Bugün BEGOS’ta, Gıda Çarşısı’nda, Karabağlar’da, Sarnıç’ta yüzlerce küçük tekstil atölyesinde ağırlıklı olarak kadın işçiler çalışıyor. Ancak emekçi kadınların kağıt üzerindeki sınırlı hakları bile bugün patronlar tarafından gasp ediliyor. Pek çok yerde emekçi kadınlar çocuk yapmadan önce patronlarına danışmak zorunda kalıyor.

Emekçi kadınlar fabrikalarda üç kuruşa köle gibi çalıştırılıyor. Ama bırakalım sendikayı sigortalar dahi düzenli yatırılmıyor. Bugün BEGOS’ta fabrikalar artık tabela bile yaptırmıyorlar çünkü bir kaç ayda bir yeni bir şirket kurup işçileri oraya aktarıyorlar. Meslek hastalıklarına yakalanlar ise hızla kapının önüne konuyor.
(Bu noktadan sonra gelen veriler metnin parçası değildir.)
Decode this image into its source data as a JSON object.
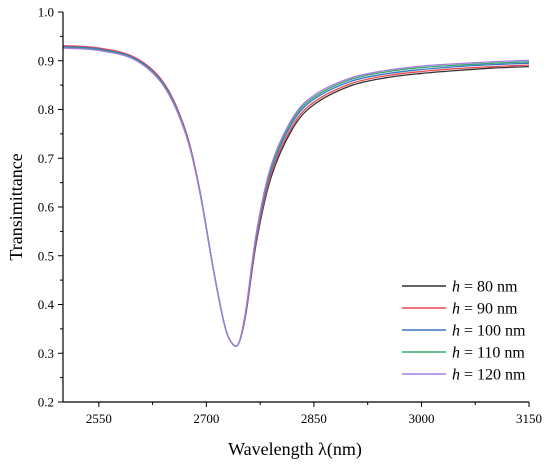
{
  "chart_data": {
    "type": "line",
    "title": "",
    "xlabel": "Wavelength λ(nm)",
    "ylabel": "Transimittance",
    "xlim": [
      2500,
      3150
    ],
    "ylim": [
      0.2,
      1.0
    ],
    "xticks": [
      2550,
      2700,
      2850,
      3000,
      3150
    ],
    "yticks": [
      0.2,
      0.3,
      0.4,
      0.5,
      0.6,
      0.7,
      0.8,
      0.9,
      1.0
    ],
    "ytick_labels": [
      "0.2",
      "0.3",
      "0.4",
      "0.5",
      "0.6",
      "0.7",
      "0.8",
      "0.9",
      "1.0"
    ],
    "x": [
      2500,
      2550,
      2600,
      2640,
      2670,
      2690,
      2710,
      2725,
      2735,
      2745,
      2755,
      2770,
      2790,
      2820,
      2850,
      2900,
      2950,
      3000,
      3050,
      3100,
      3150
    ],
    "legend_position": "bottom-right",
    "series": [
      {
        "name_prefix": "h",
        "name_suffix": " = 80 nm",
        "color": "#333333",
        "values": [
          0.93,
          0.925,
          0.906,
          0.855,
          0.76,
          0.64,
          0.47,
          0.36,
          0.322,
          0.32,
          0.38,
          0.53,
          0.66,
          0.76,
          0.81,
          0.848,
          0.865,
          0.874,
          0.88,
          0.885,
          0.888
        ]
      },
      {
        "name_prefix": "h",
        "name_suffix": " = 90 nm",
        "color": "#e8494f",
        "values": [
          0.931,
          0.926,
          0.907,
          0.856,
          0.761,
          0.64,
          0.47,
          0.36,
          0.322,
          0.32,
          0.382,
          0.535,
          0.666,
          0.766,
          0.815,
          0.852,
          0.869,
          0.878,
          0.884,
          0.888,
          0.891
        ]
      },
      {
        "name_prefix": "h",
        "name_suffix": " = 100 nm",
        "color": "#3a74c4",
        "values": [
          0.929,
          0.924,
          0.905,
          0.853,
          0.758,
          0.638,
          0.47,
          0.36,
          0.322,
          0.32,
          0.385,
          0.542,
          0.674,
          0.773,
          0.821,
          0.857,
          0.873,
          0.882,
          0.888,
          0.892,
          0.895
        ]
      },
      {
        "name_prefix": "h",
        "name_suffix": " = 110 nm",
        "color": "#35a86b",
        "values": [
          0.927,
          0.922,
          0.903,
          0.851,
          0.756,
          0.637,
          0.47,
          0.36,
          0.322,
          0.32,
          0.387,
          0.546,
          0.679,
          0.778,
          0.825,
          0.861,
          0.877,
          0.886,
          0.891,
          0.895,
          0.898
        ]
      },
      {
        "name_prefix": "h",
        "name_suffix": " = 120 nm",
        "color": "#a57be0",
        "values": [
          0.926,
          0.921,
          0.902,
          0.849,
          0.754,
          0.636,
          0.47,
          0.36,
          0.322,
          0.32,
          0.389,
          0.55,
          0.684,
          0.782,
          0.829,
          0.864,
          0.88,
          0.889,
          0.894,
          0.898,
          0.901
        ]
      }
    ]
  }
}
Burjuvazi ve uşakları yeni kölelik yasalarıyla bu durumu daha da ağırlaştırmanın hazırlıklarını yapıyorlar.

Fabrikada, evde, sokakta şiddete uğrayan kadınlar!

Kadınların yaşadığı sorunlar yalnızca fabrikalarda yaşadıkları ile sınırlı değil. Fabrikada kölece çalışan kadınlardan aynı zamanda evde de kocalarına kölelik etmeleri isteniyor. Ev işleri, çocuk bakımı gibi pek çok “görev” ile karşı karşıya kalan kadınlar, türlü sebeplerle şiddete uğruyor ve hatta katlediliyor.

AKP hükümeti göreve geldiğinden bu yana kadın cinayetlerinin yüzde bin dört yüz arttığı söyleniyor. Kadına şiddet uygulayanlar, kız çocuklarına tecavüz edenler bırakın ceza almayı neredeyse ödüllendiriliyor.
Yine kadın cinayetleri hemen hergün gündeme geliyor. Failler ise, sadece tetiği çeken erkekler değil, meclisi, hükümeti, medyası, mahkemeleri, eğitim sistemi ile tüm düzen güçleri ve kurumlarıdır. Sermayenin ve düzeninin çıkarları adına, tüm düzen güçlerinin elbirliğiyle yarattığı, elbirliği ile akladığı, sistematik olarak sürdürdüğü bir şiddettir sözkonusu olan.

Kadın erkek elele örgütlü mücadeleye!

Bu sömürü düzeni erkeği de kadını da köle kılıyor, tüketinceye kadar sömürüyor. Güzel olan, insani olan ne varsa çürütmeye çalıyor. İnsanın insana kulluğunu, erkeğin kadına üstünlüğünü, çoğunluğun azınlığa tahakkümünü dayatıyor.

Bugün bu sömürü düzenine başkaldırmak, kadınıyla, erkeğiyle bu çürümüş sistemi alaşağı etmek elimizde. Fabrikalarda, havzalarda, evde, sokakta, direniş alanlarında, grev çadırlarında elele verip örgütlenmeye, mücadeleye!

Kadın olmadan devrim olmaz, devrim olmadan kadın kurtulmaz!